[Crítica] O Quarto de Jack

O Quarto de Jack - poster

Um ano após realizar Frank, obra metafórica sobre a criação artística, o diretor Lenny Abrahanson volta às telas em O Quarto de Jack, produção com maior apelo cinematográfico e com maior sensibilidade em sua narrativa. Baseada no romance de Emma Donoghue, a qual também assina o roteiro, a obra apresenta a delicada história de Joy e seu filme Jack, isolados em um quarto há sete anos, cativos de um homem conhecido como Velho Nick.

O difícil tema do abuso sexual e psicológico vivido pelas personagens é narrado sob a ótica do garoto Jack ao recém completar cinco anos de idade. Local em que é concebido, o quarto, ao qual o título original se refere, representa o mundo palpável do garoto. A escolha de uma criança como ponto de vista narrativo faz parte de uma vertente literária que transforma a voz infantil em um observador diferente do usual, nem sempre capaz de compreender com profundidade os atos dos quais é testemunha. Obras como Pelos Olhos de Maisie, de Henry James, e Extremamente Alto e Incrivelmente Perto de Jonathan Safran Foer partem de premissas comuns a diversos romances mas reciclam seu contexto ao explorar a psicologia infantil dentro de situações-limite. Inserido neste contexto, o menino é como um personagem criado com lobos, vivendo uma visão à parte daquela narrada pela mãe e vista na televisão. Sob um espaço determinado e condicionado a uma situação desde que nasceu, o garoto observa a tudo com intensa novidade, mesmo que seja um observador limitado, como um representante de um mito da caverna.

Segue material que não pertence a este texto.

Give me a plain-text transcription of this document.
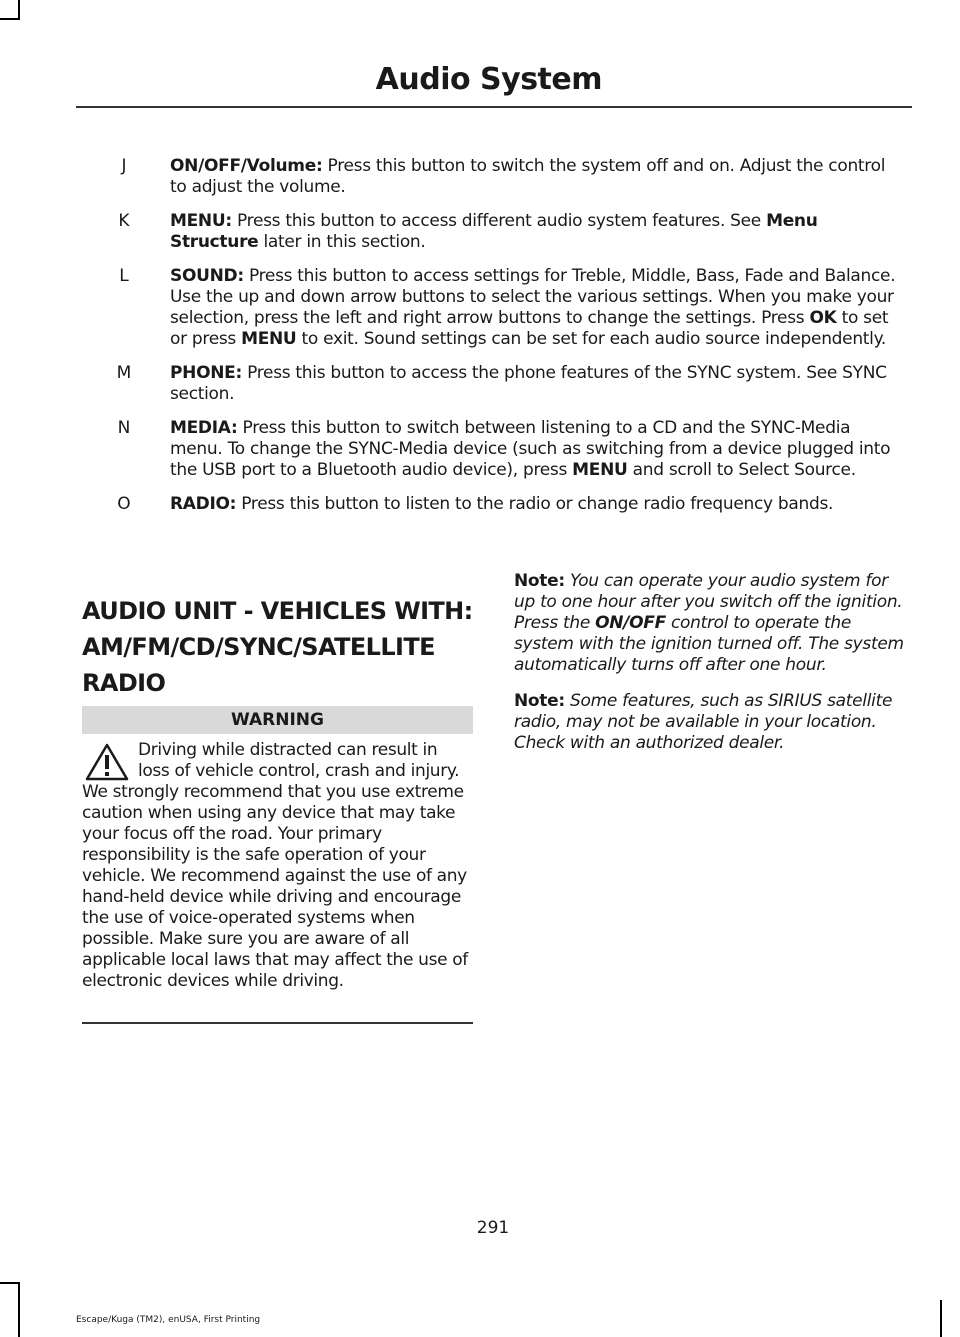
Audio System
J	ON/OFF/Volume: Press this button to switch the system off and on. Adjust the control to adjust the volume.
K	MENU: Press this button to access different audio system features. See Menu Structure later in this section.
L	SOUND: Press this button to access settings for Treble, Middle, Bass, Fade and Balance. Use the up and down arrow buttons to select the various settings. When you make your selection, press the left and right arrow buttons to change the settings. Press OK to set or press MENU to exit. Sound settings can be set for each audio source independently.
M	PHONE: Press this button to access the phone features of the SYNC system. See SYNC section.
N	MEDIA: Press this button to switch between listening to a CD and the SYNC-Media menu. To change the SYNC-Media device (such as switching from a device plugged into the USB port to a Bluetooth audio device), press MENU and scroll to Select Source.
O	RADIO: Press this button to listen to the radio or change radio frequency bands.
AUDIO UNIT - VEHICLES WITH:
AM/FM/CD/SYNC/SATELLITE
RADIO
WARNING
Driving while distracted can result in loss of vehicle control, crash and injury. We strongly recommend that you use extreme caution when using any device that may take your focus off the road. Your primary responsibility is the safe operation of your vehicle. We recommend against the use of any hand-held device while driving and encourage the use of voice-operated systems when possible. Make sure you are aware of all applicable local laws that may affect the use of electronic devices while driving.
Note: You can operate your audio system for up to one hour after you switch off the ignition. Press the ON/OFF control to operate the system with the ignition turned off. The system automatically turns off after one hour.
Note: Some features, such as SIRIUS satellite radio, may not be available in your location. Check with an authorized dealer.
291
Escape/Kuga (TM2), enUSA, First Printing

Mesmo sendo uma história ficcional, o enredo atinge o espectador pelo choque e se transforma em um símbolo que representa de maneira ampla, devido ao alcance do cinema, os casos anônimos de sequestro e cárcere privado. A escolha de adaptar um romance ficcional diante de histórias reais sobre casos de sequestro é favorável na exploração dramática do roteiro sem recorrer a liberdades artísticas para esconder nomes ou intensificar o relato. Ainda que não seja um testemunho, a veracidade da história se projeta em casos reais, como o de Jaycee Dugard, raptada aos onze anos de idade e encarcerada nos 18 anos seguintes em um local semelhante ao visto na produção. Autora do livro Vida Roubada, sobre seu longo período vivendo sobre o jugo de uma família, Dugard narra sem nenhuma projeção o drama vivido ano após ano em companhia de seu captor. Se literariamente a obra não transcende nenhuma barreira, é forte suficiente pelo intenso relato.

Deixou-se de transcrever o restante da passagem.